Seollangtang: Korean Ox Bone Soup
This is a recipe for seollantang (sullong tang), a milky Korean soup made of long-simmering ox leg bones. This soup is easy to make but takes time.
- Serves: 4 persons
- 2pounds of ox bones and any attached meat (leg and knuckle bones)
- 4-5 cloves of garlic (chopped)
- ½inch of ginger (thinly sliced)
- 1pkg. Korean sweet potato noodles or Korean thin wheat noodles (dangmyun, cellophane, gooksu)
- Optional: 1 large Korean radish (peeled, halved, and sliced)
- Optional: brisket meat (cooked and thinly sliced)
- For serving: chopped scallions, sea salt, freshly ground pepper
Step 1Rinse and soak the bones for two hours in cold water. Discard the water.
Step 2Bring a large pot half-full of water to boil. Boil the bones for five minutes, remove from pot, and discard the water again.
Step 3Put ox bones in the large pot, and cover with a lot of water (~30 cups, 1.5 gallons, 8 quarts).
Step 4Bring to a boil.
Step 5Reduce heat to a hard simmer, and cook for 1 hour.

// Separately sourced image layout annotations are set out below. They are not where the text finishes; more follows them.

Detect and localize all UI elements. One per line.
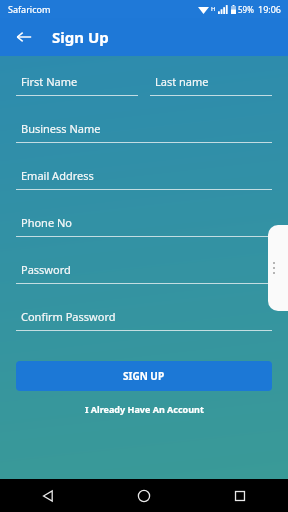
button[interactable]: Last name [150,74,272,96]
staticText: Email Address [21,168,94,183]
button[interactable]: Password [16,262,272,284]
staticText: Phone No [21,215,72,230]
staticText: Last name [155,74,209,89]
staticText: SIGN UP [123,369,165,383]
staticText: Confirm Password [21,309,116,324]
staticText: H [211,5,216,13]
button[interactable]: I Already Have An Account [0,403,288,415]
staticText: Password [21,262,71,277]
staticText: 19:06 [258,3,282,15]
staticText: 59% [238,4,254,15]
button[interactable]: Confirm Password [16,309,272,331]
staticText: Safaricom [8,3,51,15]
button[interactable]: Back [10,23,38,51]
button[interactable]: First Name [16,74,138,96]
button[interactable]: SIGN UP [16,361,272,391]
button[interactable]: Back [0,479,96,512]
staticText: Business Name [21,121,101,136]
staticText: First Name [21,74,78,89]
staticText: Sign Up [52,27,109,47]
button[interactable]: Business Name [16,121,272,143]
button[interactable]: Home [96,479,192,512]
button[interactable]: Email Address [16,168,272,190]
button[interactable]: Phone No [16,215,272,237]
button[interactable]: Open side panel [268,225,288,311]
staticText: I Already Have An Account [85,403,204,415]
button[interactable]: Recent apps [192,479,288,512]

Step 6Reduce heat to medium and a lower simmer. Then cook for 4 to 6 hours, skimming fat, foam, and anything else off the surface.
Step 7Add ginger and garlic (and radish, if using), and simmer for another 1 to 2 hours.
Step 8Remove bones and seasonings (and radish, if using), and skim fat again before serving.
Step 9For a perfectly smooth broth, cool soup, and skim fats when they rise.
Step 10Serve with rice (and noodles and meat, if using) and small bowls of sea salt, pepper, and chopped scallions for seasoning to allow your dinner mates to spice the food as they see fit.